Ahora mismo, Venezuela tiene dos presidentes y dos asambleas legislativas. Juan Guaidó ha sido reconocido por más de 50 países, pero no tiene poder ni capacidad de acción. Su iniciativa se reduce a buscar ayuda humanitaria. La entrada de la OMS es uno de los pocos logros, conseguido en un acuerdo con Maduro. No participar en las elecciones parlamentarias anunciadas para diciembre es evaluado críticamente porque esos comicios – aunque nadie duda de que no serán ni libres ni justas– acabarán con la Asamblea Legislativa opositora y, de esa forma, se dejará todo el espacio al Gobierno de Maduro. Margarita López Maya destacó que la oposición está dividida y no tiene ni una estrategia ni un relato capaz de atraer a la población.

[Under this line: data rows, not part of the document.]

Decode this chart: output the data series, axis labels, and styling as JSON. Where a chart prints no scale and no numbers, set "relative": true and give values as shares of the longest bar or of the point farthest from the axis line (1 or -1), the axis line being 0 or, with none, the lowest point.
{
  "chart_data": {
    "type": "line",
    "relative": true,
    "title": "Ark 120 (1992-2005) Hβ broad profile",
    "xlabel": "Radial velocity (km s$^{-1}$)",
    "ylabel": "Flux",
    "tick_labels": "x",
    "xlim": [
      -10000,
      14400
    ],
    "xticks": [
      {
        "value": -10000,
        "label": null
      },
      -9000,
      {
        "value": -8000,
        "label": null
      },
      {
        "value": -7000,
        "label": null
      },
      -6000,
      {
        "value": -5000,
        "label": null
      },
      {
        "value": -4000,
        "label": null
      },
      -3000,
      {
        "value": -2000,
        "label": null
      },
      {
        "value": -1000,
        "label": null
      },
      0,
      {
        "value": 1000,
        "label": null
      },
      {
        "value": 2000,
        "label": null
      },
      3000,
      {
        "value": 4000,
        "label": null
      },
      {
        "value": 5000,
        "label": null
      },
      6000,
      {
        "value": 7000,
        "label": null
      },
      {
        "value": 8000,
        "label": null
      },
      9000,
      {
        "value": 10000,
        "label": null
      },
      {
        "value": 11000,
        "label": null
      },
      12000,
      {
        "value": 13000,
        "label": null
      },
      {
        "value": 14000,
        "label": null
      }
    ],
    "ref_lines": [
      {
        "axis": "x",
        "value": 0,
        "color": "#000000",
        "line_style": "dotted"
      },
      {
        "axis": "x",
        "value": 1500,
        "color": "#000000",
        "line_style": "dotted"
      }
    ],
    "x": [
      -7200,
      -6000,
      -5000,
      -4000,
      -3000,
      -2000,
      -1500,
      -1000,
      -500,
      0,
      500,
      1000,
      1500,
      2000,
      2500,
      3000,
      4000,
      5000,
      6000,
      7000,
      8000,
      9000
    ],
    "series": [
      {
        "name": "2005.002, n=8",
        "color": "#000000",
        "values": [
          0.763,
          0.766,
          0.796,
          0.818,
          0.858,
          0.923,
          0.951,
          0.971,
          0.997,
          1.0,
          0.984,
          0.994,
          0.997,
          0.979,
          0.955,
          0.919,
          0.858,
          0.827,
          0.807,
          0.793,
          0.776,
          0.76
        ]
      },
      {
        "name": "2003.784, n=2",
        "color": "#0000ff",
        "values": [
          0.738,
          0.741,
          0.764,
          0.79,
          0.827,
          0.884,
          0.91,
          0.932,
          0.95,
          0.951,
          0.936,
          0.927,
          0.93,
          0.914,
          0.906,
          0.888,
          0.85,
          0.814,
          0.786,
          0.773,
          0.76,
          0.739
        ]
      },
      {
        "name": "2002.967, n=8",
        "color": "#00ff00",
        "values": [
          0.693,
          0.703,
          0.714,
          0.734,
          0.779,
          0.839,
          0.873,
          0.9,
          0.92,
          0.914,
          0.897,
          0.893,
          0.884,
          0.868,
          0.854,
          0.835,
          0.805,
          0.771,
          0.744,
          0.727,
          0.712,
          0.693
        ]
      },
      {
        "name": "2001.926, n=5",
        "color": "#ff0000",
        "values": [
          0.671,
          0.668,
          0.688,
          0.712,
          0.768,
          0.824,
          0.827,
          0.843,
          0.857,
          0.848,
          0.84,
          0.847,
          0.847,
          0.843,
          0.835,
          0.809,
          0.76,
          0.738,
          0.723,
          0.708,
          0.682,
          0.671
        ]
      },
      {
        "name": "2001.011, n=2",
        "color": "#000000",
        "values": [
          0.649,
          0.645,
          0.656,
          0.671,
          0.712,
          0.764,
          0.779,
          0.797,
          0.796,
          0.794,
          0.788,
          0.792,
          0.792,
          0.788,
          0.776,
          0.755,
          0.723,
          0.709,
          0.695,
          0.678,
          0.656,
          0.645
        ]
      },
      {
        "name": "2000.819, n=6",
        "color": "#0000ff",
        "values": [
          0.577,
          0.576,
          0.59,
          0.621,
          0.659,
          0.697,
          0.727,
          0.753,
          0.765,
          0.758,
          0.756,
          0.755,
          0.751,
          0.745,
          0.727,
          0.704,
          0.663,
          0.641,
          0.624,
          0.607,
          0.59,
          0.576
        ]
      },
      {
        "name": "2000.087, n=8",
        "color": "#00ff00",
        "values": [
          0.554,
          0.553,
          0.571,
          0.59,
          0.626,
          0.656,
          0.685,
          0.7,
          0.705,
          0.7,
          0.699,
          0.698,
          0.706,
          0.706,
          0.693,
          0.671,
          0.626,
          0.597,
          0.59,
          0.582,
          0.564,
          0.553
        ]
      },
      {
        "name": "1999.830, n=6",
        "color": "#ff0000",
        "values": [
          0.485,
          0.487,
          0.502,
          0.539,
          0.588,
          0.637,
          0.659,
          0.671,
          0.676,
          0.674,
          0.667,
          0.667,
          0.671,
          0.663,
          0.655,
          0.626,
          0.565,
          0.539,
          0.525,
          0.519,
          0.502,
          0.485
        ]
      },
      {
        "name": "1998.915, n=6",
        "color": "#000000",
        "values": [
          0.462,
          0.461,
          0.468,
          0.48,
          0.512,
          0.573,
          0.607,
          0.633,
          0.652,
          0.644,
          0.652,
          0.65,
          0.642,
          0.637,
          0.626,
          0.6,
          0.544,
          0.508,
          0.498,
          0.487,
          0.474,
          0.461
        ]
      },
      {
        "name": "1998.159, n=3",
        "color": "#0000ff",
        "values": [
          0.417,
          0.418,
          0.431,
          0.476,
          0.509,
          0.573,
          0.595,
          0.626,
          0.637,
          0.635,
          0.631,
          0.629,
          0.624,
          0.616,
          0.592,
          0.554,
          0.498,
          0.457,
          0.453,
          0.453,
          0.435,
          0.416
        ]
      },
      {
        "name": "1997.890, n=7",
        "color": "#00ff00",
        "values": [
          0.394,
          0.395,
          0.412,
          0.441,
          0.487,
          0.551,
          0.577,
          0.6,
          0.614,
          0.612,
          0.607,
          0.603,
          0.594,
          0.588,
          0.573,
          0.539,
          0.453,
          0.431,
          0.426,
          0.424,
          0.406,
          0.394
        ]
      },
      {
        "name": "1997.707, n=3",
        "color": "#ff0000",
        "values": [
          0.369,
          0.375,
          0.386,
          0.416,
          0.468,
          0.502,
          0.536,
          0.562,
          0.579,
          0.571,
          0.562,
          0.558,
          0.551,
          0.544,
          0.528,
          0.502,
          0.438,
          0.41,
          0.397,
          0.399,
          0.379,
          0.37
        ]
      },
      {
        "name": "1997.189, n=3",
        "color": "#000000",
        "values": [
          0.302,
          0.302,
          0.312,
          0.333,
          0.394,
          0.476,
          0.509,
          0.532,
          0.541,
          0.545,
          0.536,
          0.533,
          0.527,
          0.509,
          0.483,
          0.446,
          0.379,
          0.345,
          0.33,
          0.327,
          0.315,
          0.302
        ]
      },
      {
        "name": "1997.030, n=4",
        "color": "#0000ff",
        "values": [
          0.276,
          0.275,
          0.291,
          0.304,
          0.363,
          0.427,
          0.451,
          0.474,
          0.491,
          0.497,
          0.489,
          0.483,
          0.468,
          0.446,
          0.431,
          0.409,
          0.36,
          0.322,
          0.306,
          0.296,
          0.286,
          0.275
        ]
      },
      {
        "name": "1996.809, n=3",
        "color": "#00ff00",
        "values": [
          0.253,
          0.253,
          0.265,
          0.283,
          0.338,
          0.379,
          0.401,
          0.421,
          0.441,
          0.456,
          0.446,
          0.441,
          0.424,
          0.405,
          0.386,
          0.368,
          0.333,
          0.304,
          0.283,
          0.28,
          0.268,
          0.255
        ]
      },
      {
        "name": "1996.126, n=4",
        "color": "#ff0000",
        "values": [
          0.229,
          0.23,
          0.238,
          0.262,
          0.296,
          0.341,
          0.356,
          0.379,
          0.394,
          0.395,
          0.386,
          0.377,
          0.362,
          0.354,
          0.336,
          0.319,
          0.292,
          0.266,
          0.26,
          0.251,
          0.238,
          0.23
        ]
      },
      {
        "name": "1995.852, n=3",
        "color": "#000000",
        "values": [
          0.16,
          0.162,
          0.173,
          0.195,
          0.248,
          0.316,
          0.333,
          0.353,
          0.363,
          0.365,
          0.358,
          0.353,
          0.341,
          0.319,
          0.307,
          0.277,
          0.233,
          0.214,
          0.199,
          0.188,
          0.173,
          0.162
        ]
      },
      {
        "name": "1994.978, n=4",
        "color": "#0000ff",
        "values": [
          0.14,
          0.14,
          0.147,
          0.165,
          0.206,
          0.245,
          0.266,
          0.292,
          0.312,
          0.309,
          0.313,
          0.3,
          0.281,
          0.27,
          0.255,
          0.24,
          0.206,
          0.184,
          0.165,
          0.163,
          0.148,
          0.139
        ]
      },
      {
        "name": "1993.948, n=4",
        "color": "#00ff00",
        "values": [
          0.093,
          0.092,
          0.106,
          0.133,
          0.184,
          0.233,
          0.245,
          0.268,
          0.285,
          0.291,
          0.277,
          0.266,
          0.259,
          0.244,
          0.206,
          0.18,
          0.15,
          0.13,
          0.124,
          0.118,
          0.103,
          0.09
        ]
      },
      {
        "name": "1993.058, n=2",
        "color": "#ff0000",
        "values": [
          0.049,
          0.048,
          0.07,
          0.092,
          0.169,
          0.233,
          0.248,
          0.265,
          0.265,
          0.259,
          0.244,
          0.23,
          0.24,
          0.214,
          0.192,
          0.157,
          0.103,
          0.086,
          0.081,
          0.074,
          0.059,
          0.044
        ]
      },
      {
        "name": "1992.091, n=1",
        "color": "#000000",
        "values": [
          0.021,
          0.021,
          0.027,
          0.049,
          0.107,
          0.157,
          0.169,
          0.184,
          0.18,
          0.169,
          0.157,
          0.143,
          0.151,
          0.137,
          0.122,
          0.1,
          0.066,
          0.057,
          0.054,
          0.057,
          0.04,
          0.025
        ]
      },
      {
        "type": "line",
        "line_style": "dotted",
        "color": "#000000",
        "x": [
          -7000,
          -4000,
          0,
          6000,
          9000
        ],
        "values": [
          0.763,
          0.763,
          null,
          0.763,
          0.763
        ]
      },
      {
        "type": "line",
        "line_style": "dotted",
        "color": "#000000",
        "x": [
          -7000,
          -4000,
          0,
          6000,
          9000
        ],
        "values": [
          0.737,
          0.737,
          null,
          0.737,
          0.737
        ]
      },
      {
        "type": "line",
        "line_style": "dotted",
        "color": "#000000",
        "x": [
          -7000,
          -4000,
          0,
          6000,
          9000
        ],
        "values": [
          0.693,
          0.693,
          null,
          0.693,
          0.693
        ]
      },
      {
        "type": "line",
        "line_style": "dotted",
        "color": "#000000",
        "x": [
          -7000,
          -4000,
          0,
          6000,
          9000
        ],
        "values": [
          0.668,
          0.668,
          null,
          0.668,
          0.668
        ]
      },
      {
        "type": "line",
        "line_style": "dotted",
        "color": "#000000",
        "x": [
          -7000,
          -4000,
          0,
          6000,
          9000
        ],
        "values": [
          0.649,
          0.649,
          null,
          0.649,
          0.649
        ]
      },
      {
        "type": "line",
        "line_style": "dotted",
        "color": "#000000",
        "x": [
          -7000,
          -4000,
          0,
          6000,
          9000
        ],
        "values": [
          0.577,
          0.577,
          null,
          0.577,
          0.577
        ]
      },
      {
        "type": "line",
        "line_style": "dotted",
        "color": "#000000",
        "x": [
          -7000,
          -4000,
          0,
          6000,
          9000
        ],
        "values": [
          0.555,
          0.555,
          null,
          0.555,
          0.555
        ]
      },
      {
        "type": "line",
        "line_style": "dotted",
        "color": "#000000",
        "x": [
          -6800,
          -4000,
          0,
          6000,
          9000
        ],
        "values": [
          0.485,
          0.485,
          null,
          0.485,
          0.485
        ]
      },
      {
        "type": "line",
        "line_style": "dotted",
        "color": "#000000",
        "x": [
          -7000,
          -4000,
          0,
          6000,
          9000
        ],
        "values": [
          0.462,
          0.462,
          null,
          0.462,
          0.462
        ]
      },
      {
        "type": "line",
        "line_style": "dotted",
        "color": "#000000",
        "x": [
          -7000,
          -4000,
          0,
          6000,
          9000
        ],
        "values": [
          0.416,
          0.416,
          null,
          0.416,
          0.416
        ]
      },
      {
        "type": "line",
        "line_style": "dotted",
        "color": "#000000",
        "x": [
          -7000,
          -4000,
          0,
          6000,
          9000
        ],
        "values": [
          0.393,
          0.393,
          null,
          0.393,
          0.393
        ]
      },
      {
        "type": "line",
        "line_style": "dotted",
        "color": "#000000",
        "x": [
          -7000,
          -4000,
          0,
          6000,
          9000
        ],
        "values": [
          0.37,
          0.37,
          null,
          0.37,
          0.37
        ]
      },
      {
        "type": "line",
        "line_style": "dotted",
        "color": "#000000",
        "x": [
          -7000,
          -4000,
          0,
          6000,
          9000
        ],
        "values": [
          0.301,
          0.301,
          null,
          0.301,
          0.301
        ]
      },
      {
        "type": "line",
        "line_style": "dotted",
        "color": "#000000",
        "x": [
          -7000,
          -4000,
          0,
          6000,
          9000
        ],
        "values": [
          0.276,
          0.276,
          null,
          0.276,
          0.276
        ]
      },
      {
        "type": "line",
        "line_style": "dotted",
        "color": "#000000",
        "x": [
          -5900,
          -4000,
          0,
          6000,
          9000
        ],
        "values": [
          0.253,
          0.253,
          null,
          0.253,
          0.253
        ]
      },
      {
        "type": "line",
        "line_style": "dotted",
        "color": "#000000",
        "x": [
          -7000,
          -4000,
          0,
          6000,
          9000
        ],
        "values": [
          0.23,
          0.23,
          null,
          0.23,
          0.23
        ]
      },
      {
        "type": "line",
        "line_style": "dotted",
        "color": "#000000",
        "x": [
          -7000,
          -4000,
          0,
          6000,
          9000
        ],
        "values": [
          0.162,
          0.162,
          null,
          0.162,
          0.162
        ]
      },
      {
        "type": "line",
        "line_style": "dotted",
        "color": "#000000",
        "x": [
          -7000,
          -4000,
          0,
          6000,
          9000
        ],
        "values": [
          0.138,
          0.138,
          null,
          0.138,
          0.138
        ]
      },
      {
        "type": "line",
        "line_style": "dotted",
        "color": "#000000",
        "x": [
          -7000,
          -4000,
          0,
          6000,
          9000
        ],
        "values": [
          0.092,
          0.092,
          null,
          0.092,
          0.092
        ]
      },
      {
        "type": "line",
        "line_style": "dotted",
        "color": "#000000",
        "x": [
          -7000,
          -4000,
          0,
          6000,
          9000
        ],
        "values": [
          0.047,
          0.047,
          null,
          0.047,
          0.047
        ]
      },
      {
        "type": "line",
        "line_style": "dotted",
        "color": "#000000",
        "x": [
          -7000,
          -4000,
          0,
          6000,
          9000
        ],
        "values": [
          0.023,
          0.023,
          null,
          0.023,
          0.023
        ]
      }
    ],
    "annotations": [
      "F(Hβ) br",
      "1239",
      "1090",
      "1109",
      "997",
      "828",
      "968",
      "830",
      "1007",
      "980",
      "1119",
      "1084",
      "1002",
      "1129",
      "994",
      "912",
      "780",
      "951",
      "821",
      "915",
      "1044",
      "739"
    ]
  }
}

5. Venezuela no se entiende sin entender la geopolítica global

Aliada de China, Rusia, Irán y Cuba, Venezuela recibe ayudas de estos países. A la vista está que no es efectiva, a saber si por insuficiente y/o por pura incompetencia.

6. ¿Qué futuro?

La falta de expectativas domina un escenario sumamente crítico, que la ciudadanía afronta en una situación de enorme indefensión. Los cuatro analistas coincidieron en observar que el Gobierno de Maduro, pese a su mala gestión y todas sus debilidades, se aferra al poder y hay pocas chances de que esto cambie en el corto y medio plazo porque ni la coyuntura internacional ni la nacional (oposición sumamente débil y sociedad civil concentrada en resolver sus problemas cotidianos) alimentan esperanzas de restauración democrática en el futuro cercano. «Es cada vez más difícil de entender y explicar. Ustedes nos ven, estamos vivos, hay cierta conexión a internet, pero es un milagro que estemos hablando», sostuvo Juan Berríos.